Ecrire. Coûte que coûte, écrire. Sur un bout de papier, à la volée, pour peu qu’on ait la chance de retrouver un ticket de Carrefour et un Bic qui fonctionne dans un sac à main trop grand, même pour Mary Poppins (pour ceux qui ont la réf. Pour les autres, tant pis), dans le petit cahier Atoma, en piteux état car on le trimbale de sac en sac, ou encore via son Smartphone. Mais écrire. Dans le bus. Dans le train. Dans un champ.
« Ecrire c’est hurler en silence », disait Marguerite Duras. Ecrire, c’est aussi, pour Jules Renard, « une façon de parler sans être interrompu ». Ecrire, c'est exprimer ses sentiments. On écrit lorsqu’on ne peut plus ni parler, ni se taire. Tout peut changer avec des mots.
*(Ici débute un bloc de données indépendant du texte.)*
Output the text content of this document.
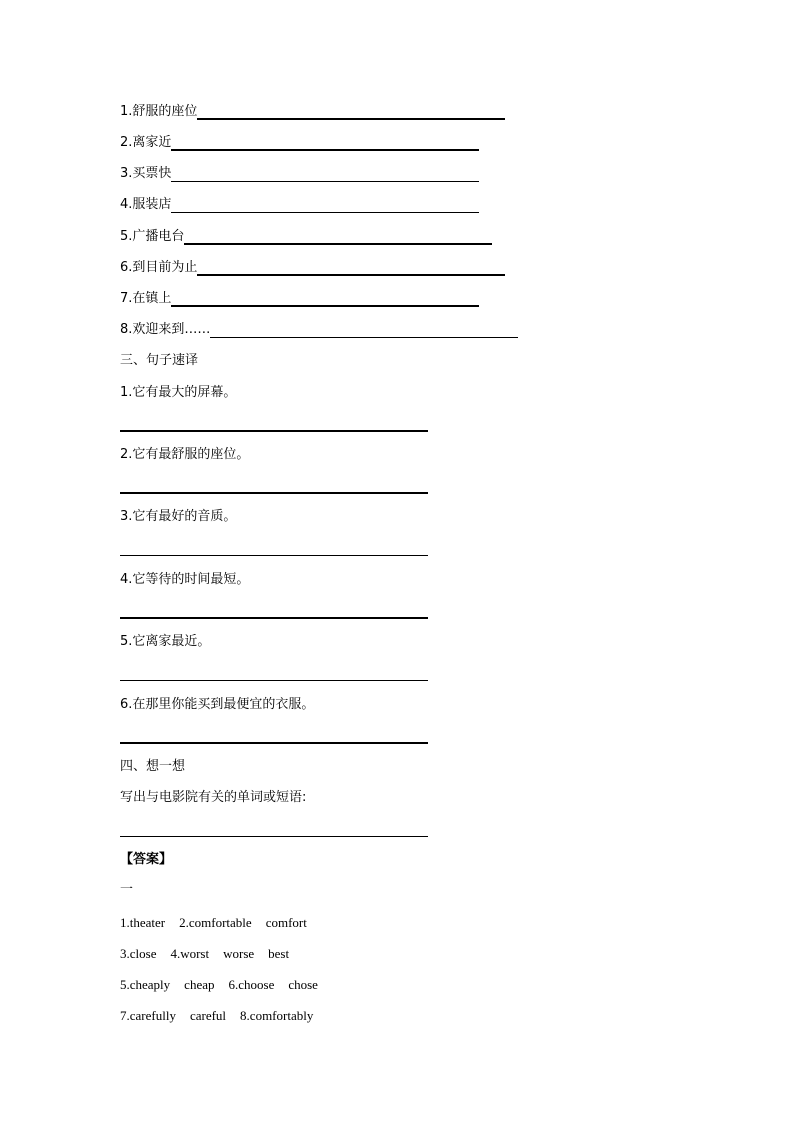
1.舒服的座位
2.离家近
3.买票快
4.服装店
5.广播电台
6.到目前为止
7.在镇上
8.欢迎来到……
三、句子速译
1.它有最大的屏幕。
2.它有最舒服的座位。
3.它有最好的音质。
4.它等待的时间最短。
5.它离家最近。
6.在那里你能买到最便宜的衣服。
四、想一想
写出与电影院有关的单词或短语:
【答案】
一
1.theater 2.comfortable comfort
3.close 4.worst worse best
5.cheaply cheap 6.choose chose
7.carefully careful 8.comfortably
On peut tuer avec des mots. On peut sauver avec des mots. La nuance est un acte de résistance. On n’a pas besoin de tout savoir ni de tout raconter pour utiliser son discernement. Ecrire permet d’extirper, de digérer. D’expliquer. De comprendre. Sans (se) justifier. Sans (s’) excuser. Juste dire. L’indicible. L’inaudible. N'est pas toujours victime qui l'on croit.
Outrepasser les apparences.
Pas besoin de psy. lorsqu’on écrit. On brouillonne. On chiffonne. On jette. On recommence. On efface. On coupe. On colle. On recoupe. On recolle. On saisit. On garde. On classe. On sourit. On pleure. On rit.
Je viens d’avoir 50 ans, mon fils vient d’en avoir 26. Lui comme moi (les chiens ne font pas des chats), entiers, épicuriens, idéalistes mais réalistes, on n’a plus aujourd’hui ni le besoin, ni l’envie, ni l’énergie, ni le temps, ni l’argent, de perdre notre temps bêtement, avec des choses inutiles, stériles ou des gens et des situations toxiques, conscients qu’il passe très vite, ce temps, davantage encore depuis le décès de ma maman, survenu il y a 3 ans. Peut-être même depuis un peu avant, puisqu’on l’a aidée lorsqu’elle était en soins palliatifs chez elle à la maison (j’ignorais alors que c’était à ce point grave, sans doute dans le déni) alors que tous les deux, on travaillait plein temps. Elle devait venir habiter avec moi, mais elle n’en a pas eu le temps. Après la douleur de sa perte, puis le deuil, on essaie de relativiser les choses, car on sait qu’on a fait ce qu’on a pu, et on avance. Mais tout de même. On a été bouleversés et submergés, forcément chacun de manière différente, par toute cette charge émotionnelle qu’on n’avait jamais connu jusque-là. On a une grande famille sur papier, mais très petite dans la réalité. Tant et si bien que mon fils est allé habiter seul pendant 2 ans, chacun de nous vivant son chagrin comme il le pouvait. La tristesse ressentie pour un proche disparu est équivalente à l’importance du lien qu’on avait avec lui. Les mots manquent aux émotions dans ces circonstances. Même si comparaison n’est pas raison, et ce n’est pas un concours, on gravit tous des montagnes, bien d’autres vivent des moments tout aussi difficiles, parfois seuls, parfois sans outils et sans moyens, y compris celui de communiquer. Et certains, pendant cette période où pour nous le temps s’arrête, abusent de notre faiblesse, qu’on espère temporaire.